Geheugeneenheid observeert het fysieke adres of het echte adres. Hiermee kan de databus toegang krijgen tot een bepaalde geheugencel in het hoofdgeheugen. MMU wijst het logische adres toe aan het fysieke adres. Als u bijvoorbeeld het eenvoudigste toewijzingsschema gebruikt, waarbij de waarde van het verplaatsingsregister (aangenomen dat de waarde in het register y is) aan het logische adres wordt toegevoegd, zou een logisch adresbereik van 0 tot x worden toegewezen aan een fysiek adresbereik y tot x+ y.
Bovendien wordt dit ook wel de fysieke adresruimte van dat programma genoemd. Alle logische adressen moeten worden toegewezen aan fysieke adressen voordat ze kunnen worden gebruikt.
Wat is het verschil tussen logisch adres en fysiek adres?
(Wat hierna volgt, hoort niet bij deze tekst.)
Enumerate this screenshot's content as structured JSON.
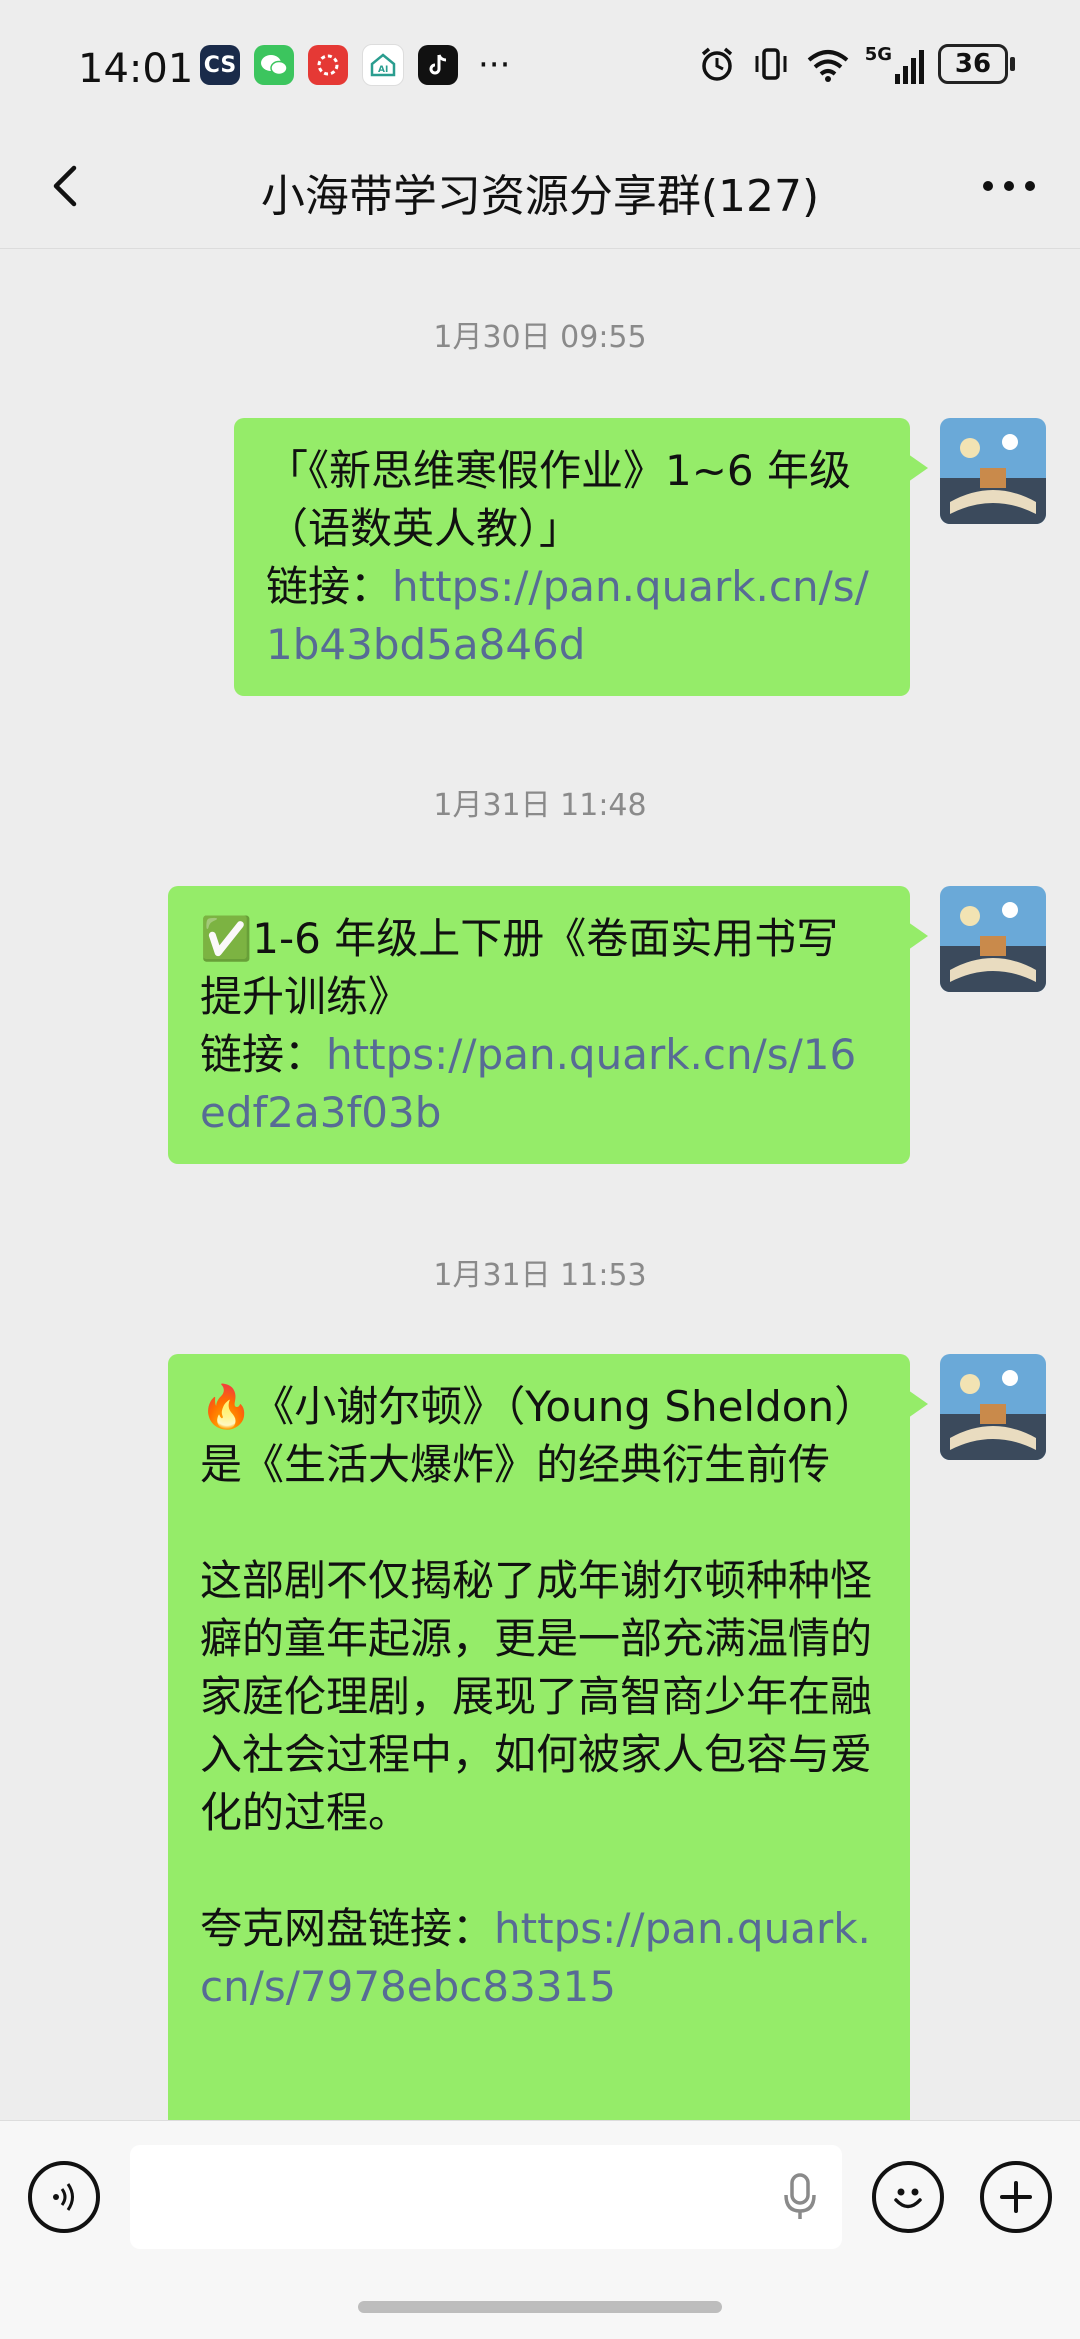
{
  "status_bar": {
    "time": "14:01",
    "app_icons": [
      "CS",
      "wechat-icon",
      "app-red-icon",
      "ai-icon",
      "tiktok-icon"
    ],
    "more": "···",
    "network": "5G",
    "battery": "36"
  },
  "nav": {
    "title": "小海带学习资源分享群(127)"
  },
  "messages": [
    {
      "timestamp": "1月30日 09:55",
      "text": "「《新思维寒假作业》1~6 年级（语数英人教）」",
      "link_label": "链接：",
      "link": "https://pan.quark.cn/s/1b43bd5a846d"
    },
    {
      "timestamp": "1月31日 11:48",
      "text": "✅1-6 年级上下册《卷面实用书写提升训练》",
      "link_label": "链接：",
      "link": "https://pan.quark.cn/s/16edf2a3f03b"
    },
    {
      "timestamp": "1月31日 11:53",
      "text": "🔥《小谢尔顿》（Young Sheldon）是《生活大爆炸》的经典衍生前传",
      "paragraph": "这部剧不仅揭秘了成年谢尔顿种种怪癖的童年起源，更是一部充满温情的家庭伦理剧，展现了高智商少年在融入社会过程中，如何被家人包容与爱化的过程。",
      "link_label": "夸克网盘链接：",
      "link": "https://pan.quark.cn/s/7978ebc83315"
    }
  ],
  "input_bar": {
    "placeholder": ""
  },
  "colors": {
    "bubble": "#95ec69",
    "link": "#576b95",
    "background": "#ededed"
  }
}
Logisch adres versus fysiek adres |
|
Logisch adres is het adres waarop een item zich lijkt te bevinden vanuit het perspectief van een uitvoerend applicatieprogramma. | Fysiek adres is een geheugenadres dat wordt weergegeven in de vorm van een binair getal op de adresbuscircuits om de databus toegang te geven tot een bepaalde opslagcel van het hoofdgeheugen, of een register van toegewezen geheugen I /O apparaat. |
Zichtbaarheid | |
De gebruiker kan het logische adres van een programma bekijken. | De gebruiker kan het fysieke adres van het programma niet zien. |
Generatiemethode | |
CPU genereert het logische adres. | MMU berekent het fysieke adres. |
Toegankelijkheid | |
De gebruiker kan het logische adres gebruiken om toegang te krijgen tot het fysieke adres. | De gebruiker heeft geen directe toegang tot het fysieke adres. |
Samenvatting – Logisch adres versus fysiek adres
Het verschil tussen logisch adres en fysiek adres is dat de CPU een logisch adres genereert wanneer het programma wordt uitgevoerd, terwijl het fysieke adres een locatie in de geheugeneenheid is. Alle logische adressen moeten worden toegewezen aan fysieke adressen voordat de MMU ze kan gebruiken. Fysieke en logische adressen zijn hetzelfde wanneer compileertijd en laadtijd adresbinding worden gebruikt, maar ze verschillen wanneer uitvoeringstijd adresbinding wordt gebruikt.